4

I'm running Sidekiq inside a Docker container in production and don't have access to the web UI. Sidekiq workers appear to have failed and I need to check whether they have indeed failed and delete or retry them.

Not a hundred percent what I'm seeing here but having collected the workers using workers = Sidekiq::Workers.new, I'm getting this result in the rails console which leads me to believe I have some dead jobs:

workers.each { |process_id, thread_id, work| puts "Worker #{work}\n\n" }

Worker {"queue"=>"default", "payload"=>{"retry"=>1, "queue"=>"default", "class"=>"PeopleWorker", "args"=>["<arg-1>", "55800c0161616600b5000000"], "jid"=>"08126d4162242a26825ce2d3", "enqueued_at"=>1436800316.1181111, "error_message"=>"Error 503: The query timed out", "failed_at"=>1436816149.1032495, "retry_count"=>0}, "run_at"=>1436870942}

Worker {"queue"=>"default", "payload"=>{"retry"=>1, "queue"=>"default", "class"=>"PeopleWorker", "args"=>["<arg-1>", "55800c0161616600b5000000"], "jid"=>"16a68d843116702daad847d6", "enqueued_at"=>1436800316.2001767, "error_message"=>"Error 503: The query timed out", "failed_at"=>1436816221.2766316, "retry_count"=>0}, "run_at"=>1436874457}

Worker {"queue"=>"default", "payload"=>{"retry"=>1, "queue"=>"default", "class"=>"PeopleWorker", "args"=>["<arg-1>", "55800c0161616600b5000000"], "jid"=>"999ed8c1bb43192fa9a5c8b1", "enqueued_at"=>1436800312.3595853, "error_message"=>"Error 503: The query timed out", "failed_at"=>1436816142.493408, "retry_count"=>0}, "run_at"=>1436868587}

Worker {"queue"=>"default", "payload"=>{"retry"=>1, "queue"=>"default", "class"=>"PeopleWorker", "args"=>["<arg-1>", "55800c0161616600b5000000"], "jid"=>"91d2ece3dd75dd8a4c95baed", "enqueued_at"=>1436800316.4514835, "error_message"=>"Error 503: The query timed out", "failed_at"=>1436817504.064808, "retry_count"=>0}, "run_at"=>1436875742}

Worker {"queue"=>"default", "payload"=>{"retry"=>1, "queue"=>"default", "class"=>"PeopleWorker", "args"=>["<arg-1>", "55800c0161616600b5000000"], "jid"=>"af620ff8406c126f8f2df89c", "enqueued_at"=>1436800315.562301, "error_message"=>"Error 503: The query timed out", "failed_at"=>1436816221.7349763, "retry_count"=>0}, "run_at"=>1436872039}

Worker {"queue"=>"default", "payload"=>{"retry"=>1, "queue"=>"default", "class"=>"PeopleWorker", "args"=>["<arg-1>", "55800c0161616600b5000000"], "jid"=>"79601ece1f09a7721881bb0b", "enqueued_at"=>1436800316.3225756, "error_message"=>"Error 500: GC overhead limit exceeded", "error_class"=>"Tripod::Errors::BadSparqlRequest", "failed_at"=>1436817517.111997, "retry_count"=>0}, "run_at"=>1436876319}

=> ["1cc9c3e7af3e:104", "1cc9c3e7af3e:117", "1cc9c3e7af3e:130", "1cc9c3e7af3e:150", "1cc9c3e7af3e:164", "1cc9c3e7af3e:191", "1cc9c3e7af3e:210", "1cc9c3e7af3e:224", "1cc9c3e7af3e:250", "1cc9c3e7af3e:263", "1cc9c3e7af3e:290", "1cc9c3e7af3e:311", "1cc9c3e7af3e:323", "1cc9c3e7af3e:350", "1cc9c3e7af3e:91"]
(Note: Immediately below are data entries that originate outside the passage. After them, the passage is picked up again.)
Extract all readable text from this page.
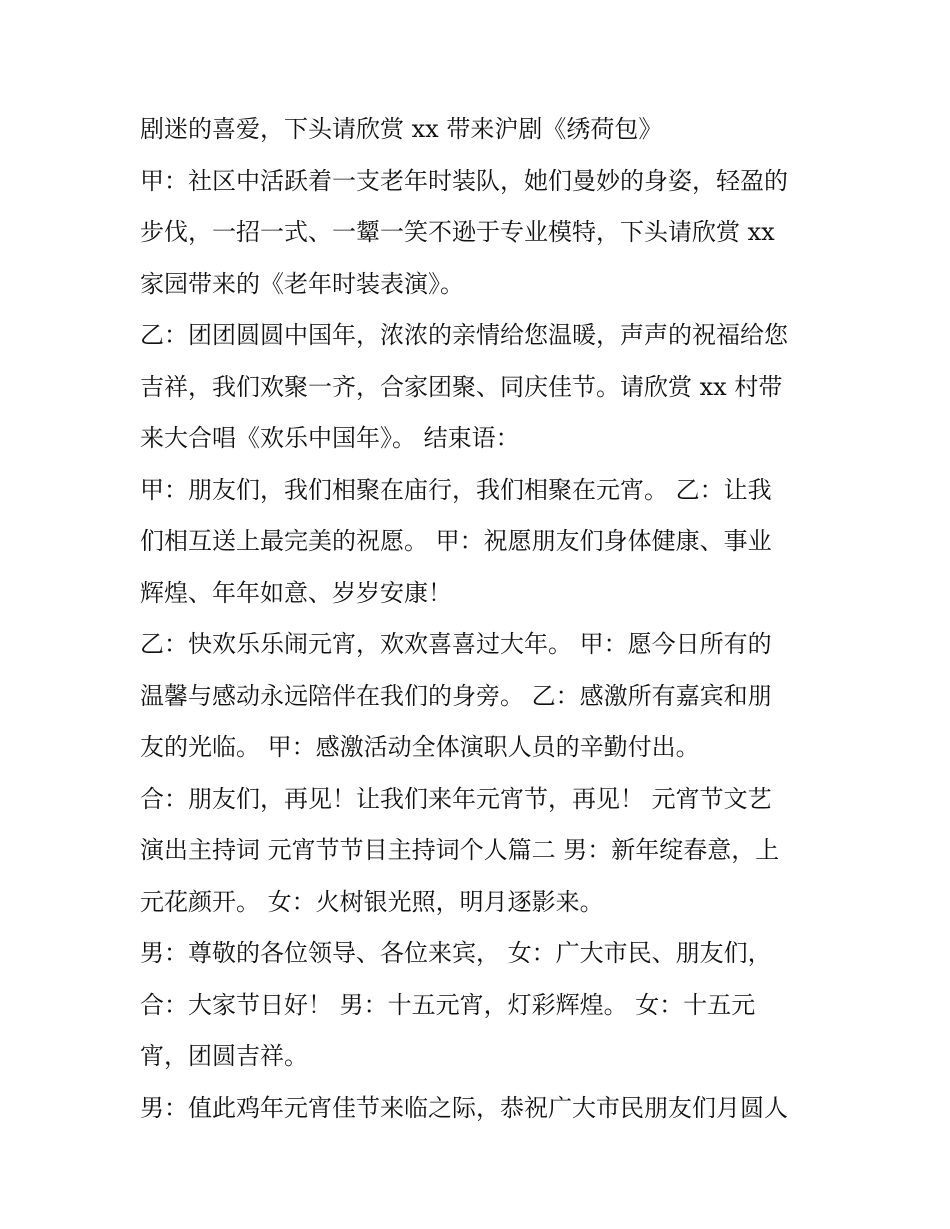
剧迷的喜爱，下头请欣赏 xx 带来沪剧《绣荷包》
甲：社区中活跃着一支老年时装队，她们曼妙的身姿，轻盈的
步伐，一招一式、一颦一笑不逊于专业模特，下头请欣赏 xx
家园带来的《老年时装表演》。
乙：团团圆圆中国年，浓浓的亲情给您温暖，声声的祝福给您
吉祥，我们欢聚一齐，合家团聚、同庆佳节。请欣赏 xx 村带
来大合唱《欢乐中国年》。 结束语：
甲：朋友们，我们相聚在庙行，我们相聚在元宵。 乙：让我
们相互送上最完美的祝愿。 甲：祝愿朋友们身体健康、事业
辉煌、年年如意、岁岁安康！
乙：快欢乐乐闹元宵，欢欢喜喜过大年。 甲：愿今日所有的
温馨与感动永远陪伴在我们的身旁。 乙：感激所有嘉宾和朋
友的光临。 甲：感激活动全体演职人员的辛勤付出。
合：朋友们，再见！让我们来年元宵节，再见！ 元宵节文艺
演出主持词 元宵节节目主持词个人篇二 男：新年绽春意，上
元花颜开。 女：火树银光照，明月逐影来。
男：尊敬的各位领导、各位来宾， 女：广大市民、朋友们，
合：大家节日好！ 男：十五元宵，灯彩辉煌。 女：十五元
宵，团圆吉祥。
男：值此鸡年元宵佳节来临之际，恭祝广大市民朋友们月圆人
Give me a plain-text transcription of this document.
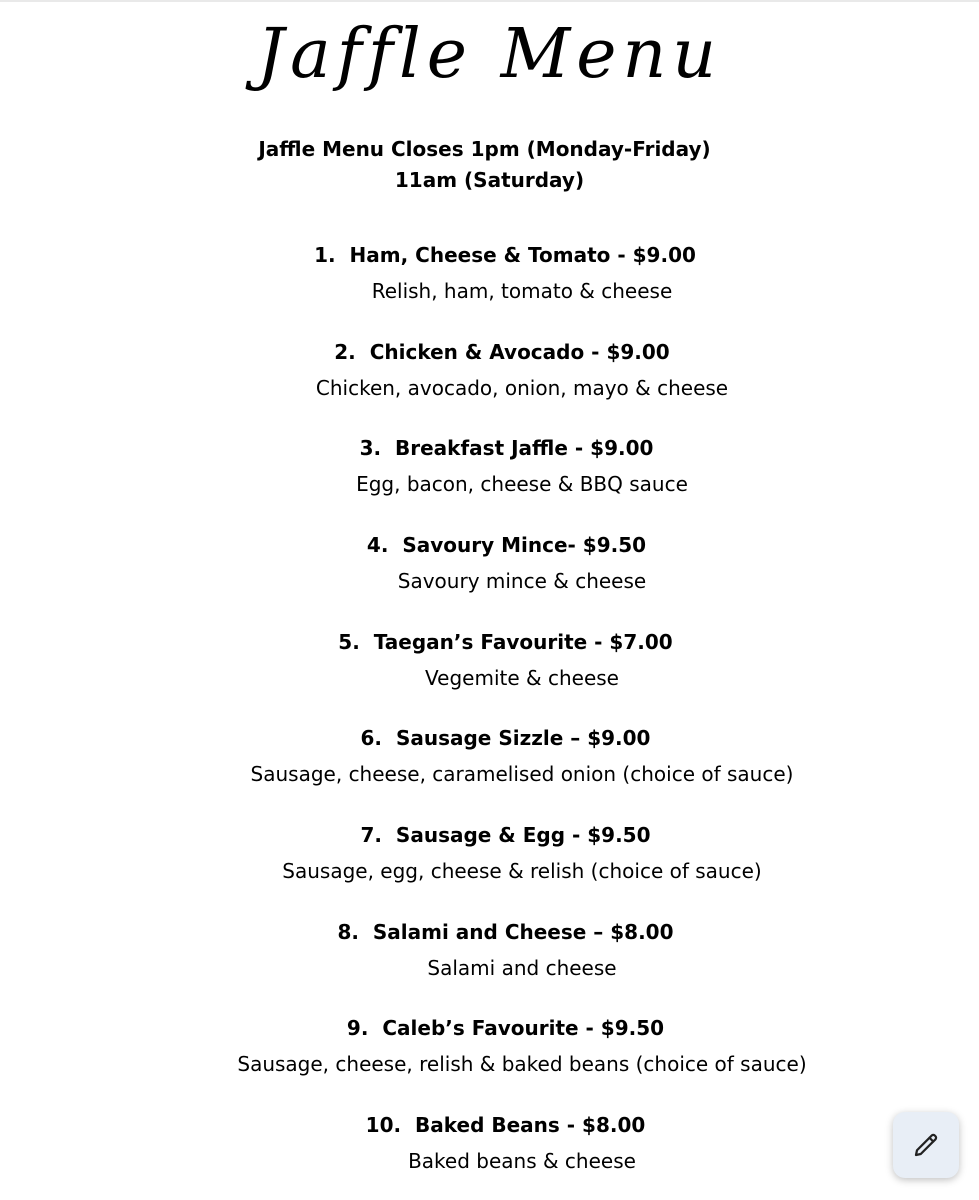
Jaffle Menu
Jaffle Menu Closes 1pm (Monday-Friday)
11am (Saturday)
1.  Ham, Cheese & Tomato - $9.00
Relish, ham, tomato & cheese
2.  Chicken & Avocado - $9.00
Chicken, avocado, onion, mayo & cheese
3.  Breakfast Jaffle - $9.00
Egg, bacon, cheese & BBQ sauce
4.  Savoury Mince- $9.50
Savoury mince & cheese
5.  Taegan’s Favourite - $7.00
Vegemite & cheese
6.  Sausage Sizzle – $9.00
Sausage, cheese, caramelised onion (choice of sauce)
7.  Sausage & Egg - $9.50
Sausage, egg, cheese & relish (choice of sauce)
8.  Salami and Cheese – $8.00
Salami and cheese
9.  Caleb’s Favourite - $9.50
Sausage, cheese, relish & baked beans (choice of sauce)
10.  Baked Beans - $8.00
Baked beans & cheese
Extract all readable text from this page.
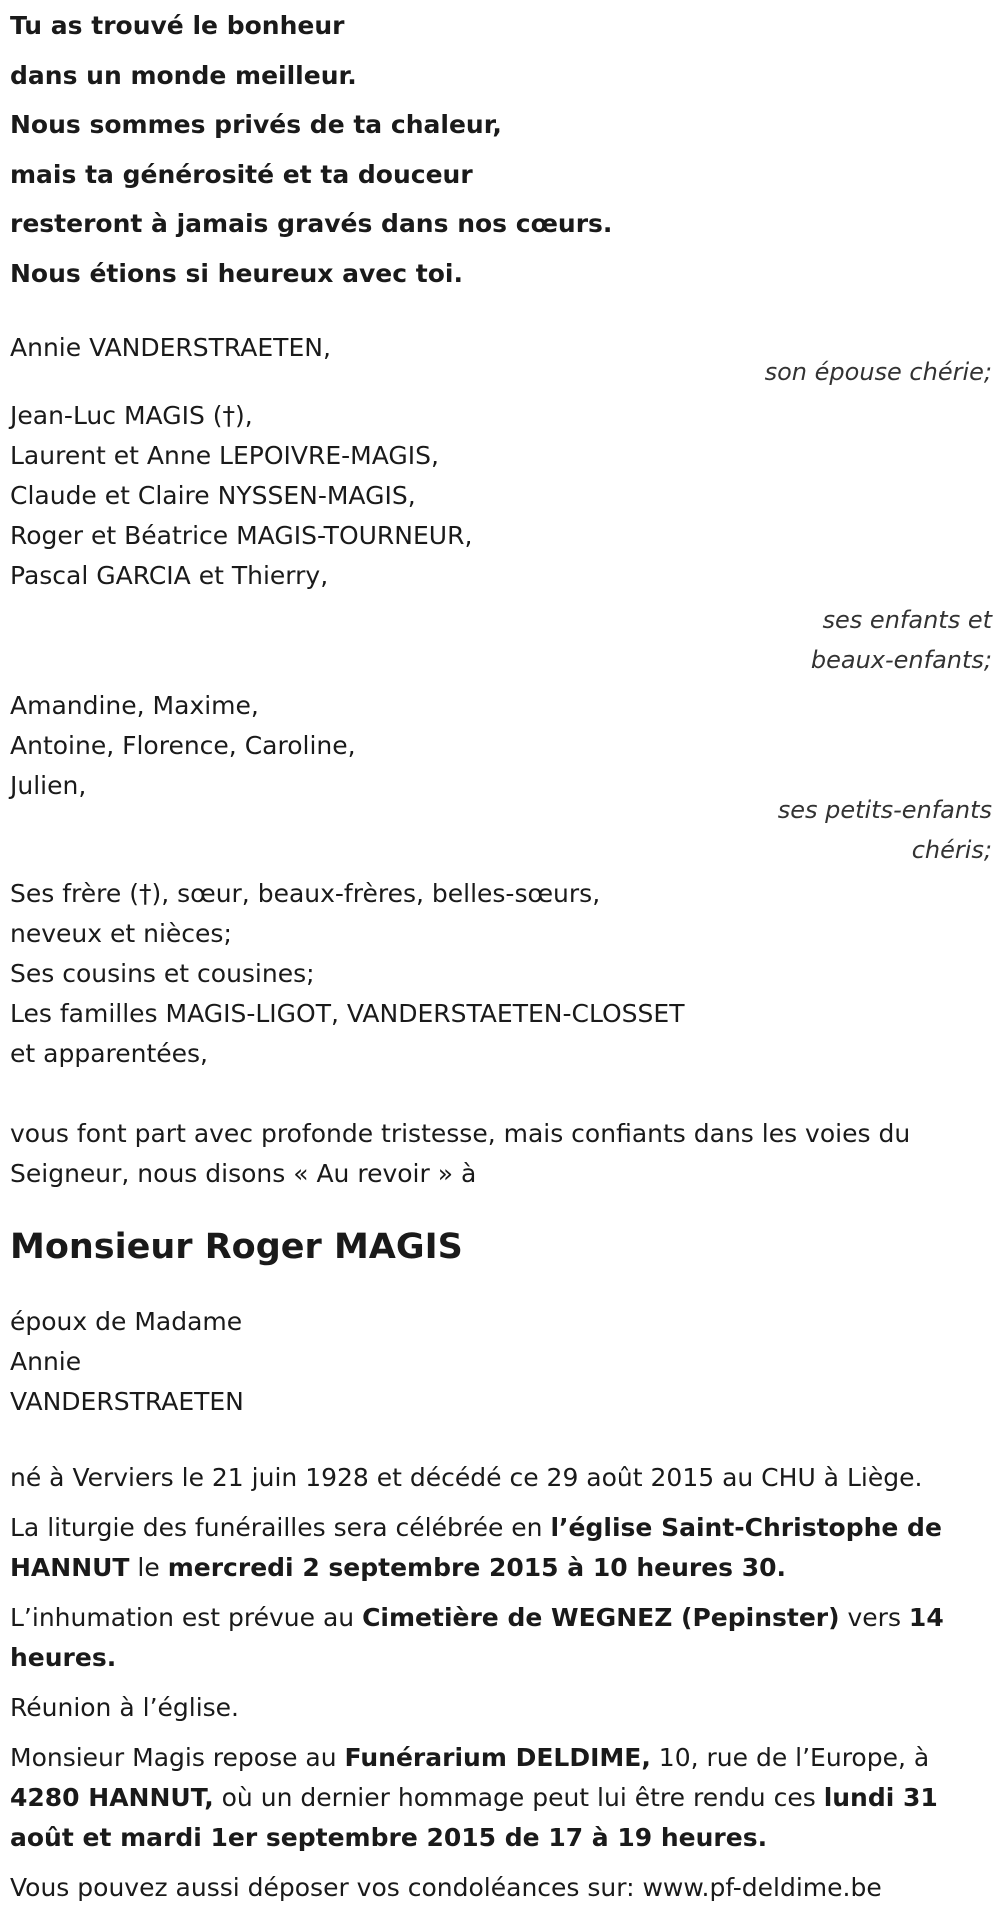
Tu as trouvé le bonheur
dans un monde meilleur.
Nous sommes privés de ta chaleur,
mais ta générosité et ta douceur
resteront à jamais gravés dans nos cœurs.
Nous étions si heureux avec toi.
Annie VANDERSTRAETEN,
son épouse chérie;
Jean-Luc MAGIS (†),
Laurent et Anne LEPOIVRE-MAGIS,
Claude et Claire NYSSEN-MAGIS,
Roger et Béatrice MAGIS-TOURNEUR,
Pascal GARCIA et Thierry,
ses enfants et
beaux-enfants;
Amandine, Maxime,
Antoine, Florence, Caroline,
Julien,
ses petits-enfants
chéris;
Ses frère (†), sœur, beaux-frères, belles-sœurs,
neveux et nièces;
Ses cousins et cousines;
Les familles MAGIS-LIGOT, VANDERSTAETEN-CLOSSET
et apparentées,
vous font part avec profonde tristesse, mais confiants dans les voies du
Seigneur, nous disons « Au revoir » à
Monsieur Roger MAGIS
époux de Madame
Annie
VANDERSTRAETEN
né à Verviers le 21 juin 1928 et décédé ce 29 août 2015 au CHU à Liège.
La liturgie des funérailles sera célébrée en l’église Saint-Christophe de HANNUT le mercredi 2 septembre 2015 à 10 heures 30.
L’inhumation est prévue au Cimetière de WEGNEZ (Pepinster) vers 14 heures.
Réunion à l’église.
Monsieur Magis repose au Funérarium DELDIME, 10, rue de l’Europe, à 4280 HANNUT, où un dernier hommage peut lui être rendu ces lundi 31 août et mardi 1er septembre 2015 de 17 à 19 heures.
Vous pouvez aussi déposer vos condoléances sur: www.pf-deldime.be
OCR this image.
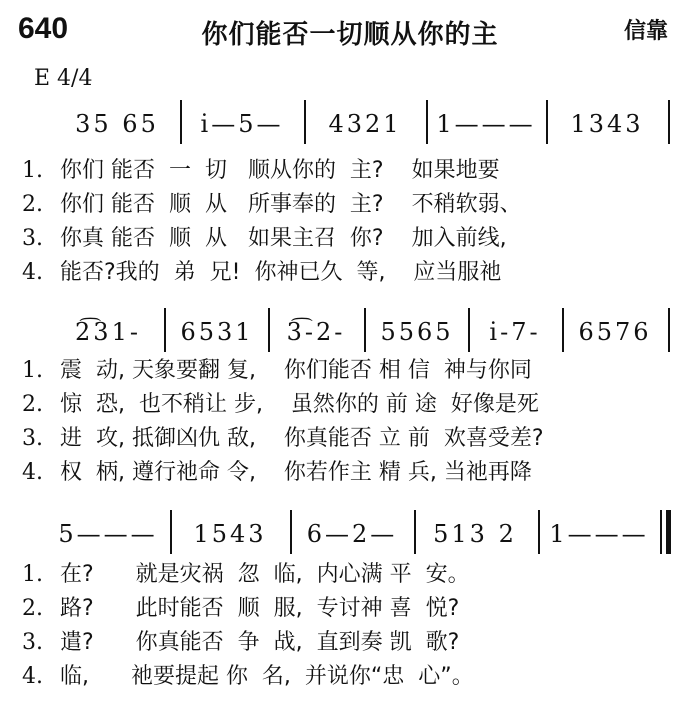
640	你们能否一切顺从你的主	信靠
E 4/4
35 65	i̇—5—	4321	1———	1343
1. 你们 能否  一  切   顺从你的  主?    如果地要
2. 你们 能否  顺  从   所事奉的  主?    不稍软弱、
3. 你真 能否  顺  从   如果主召  你?    加入前线,
4. 能否?我的  弟  兄!  你神已久  等,    应当服祂
2͡31-	6531	3͡-2-	5565	i̇-7-	6576
1. 震  动, 天象要翻 复,    你们能否 相 信  神与你同
2. 惊  恐,  也不稍让 步,    虽然你的 前 途  好像是死
3. 进  攻, 抵御凶仇 敌,    你真能否 立 前  欢喜受差?
4. 权  柄, 遵行祂命 令,    你若作主 精 兵, 当祂再降
5———	1543	6—2—	513 2	1———
1. 在?      就是灾祸  忽  临,  内心满 平  安。
2. 路?      此时能否  顺  服,  专讨神 喜  悦?
3. 遣?      你真能否  争  战,  直到奏 凯  歌?
4. 临,      祂要提起 你  名,  并说你“忠  心”。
According to htop there are 15 Sidekiq processes currently running, so curious as to exactly what's happening here with these results.

  1. Am I correct in my understanding that, having hit an exception during execution, these jobs are in the dead queue?
  2. That being the case, should I force a retry of these jobs, or should they be deleted? I have no reason to think they will fail a second time.
Alex Lynham
  • 1,318
  • 2
  • 11
  • 29

2 Answers2

6

Please read through the Sidekiq API, include Sidekiq::RetrySet and Sidekiq::DeadSet.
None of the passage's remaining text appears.